SPAIN has entered a technical recession after registering two consecutive quarters of negative growth.
Between April and June, the country’s GDP dropped by a staggering 18.5%, the largest collapse of its kind since records began in 1970.
According to the National Statistics Institute, the second-largest ever drop in GDP was registered in the first quarter of this year, when it fell by 5.2%.
It is Spain’s third time facing a recession after entering one in the 2008 crisis and again in 2011, the latter of which it did not exit until 2013.
But it’s no surprise to economists given that the state of alarm, entered on June 21, practically froze almost every aspect of the economy.
In two weeks in April the whole country was paralysed, with only essential services allowed to work.
But the drop in GDP of 18.5% in the second quarter is greater than that of other big EU players.
Germany saw a 10.1% fall in the same period and France 13.8%.
Much of the damage to Spain’s economy has been a drop in household consumption of 21% between April and June.
Investment in the same period dropped by 22.3% while exports plummeted by 33.5% and imports by 28.8%.
Meanwhile employment, in terms of hours worked, fell by 21.4% in the second quarter compared to the first.
And compared to the second quarter of 2019, hours worked fell by 24.8%.
The number of full time jobs, meanwhile, fell by 18.5% in the second quarter of 2020, meaning a loss of almost 3.4 million jobs.

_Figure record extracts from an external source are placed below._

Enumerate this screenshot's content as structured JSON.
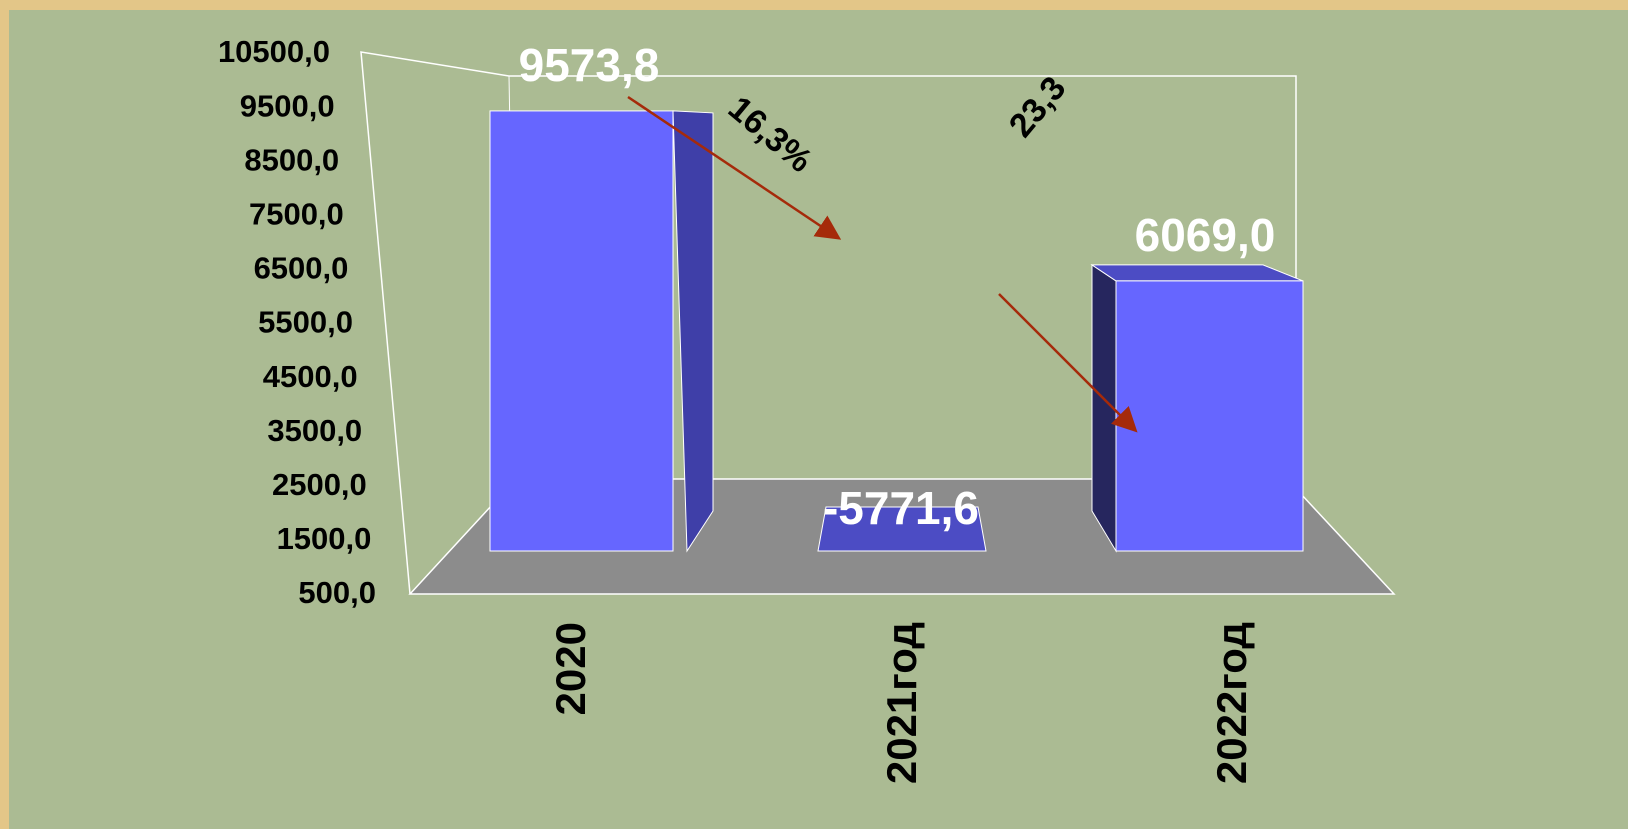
{
  "chart_data": {
    "type": "bar3d",
    "categories": [
      "2020",
      "2021год",
      "2022год"
    ],
    "values": [
      9573.8,
      -5771.6,
      6069.0
    ],
    "value_labels": [
      "9573,8",
      "-5771,6",
      "6069,0"
    ],
    "color": "#6666ff",
    "ylim": [
      500,
      10500
    ],
    "yticks": [
      {
        "value": 10500,
        "label": "10500,0"
      },
      {
        "value": 9500,
        "label": "9500,0"
      },
      {
        "value": 8500,
        "label": "8500,0"
      },
      {
        "value": 7500,
        "label": "7500,0"
      },
      {
        "value": 6500,
        "label": "6500,0"
      },
      {
        "value": 5500,
        "label": "5500,0"
      },
      {
        "value": 4500,
        "label": "4500,0"
      },
      {
        "value": 3500,
        "label": "3500,0"
      },
      {
        "value": 2500,
        "label": "2500,0"
      },
      {
        "value": 1500,
        "label": "1500,0"
      },
      {
        "value": 500,
        "label": "500,0"
      }
    ],
    "annotations": [
      "16,3%",
      "23,3"
    ]
  }
}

The third quarter is likely to look bleak given the failure of the vital tourism industry to recuperate its losses.
Tourism bosses had hoped to pick things back up in August but the adding of Spain to the UK’s quarantine list has thrown cold water on those plans.
The Costa del Sol was hoping to achieve a 40% occupancy rate in its hotels next month but that forecast will now be slashed, with scores of hotels deciding to close following a wave of British cancellations.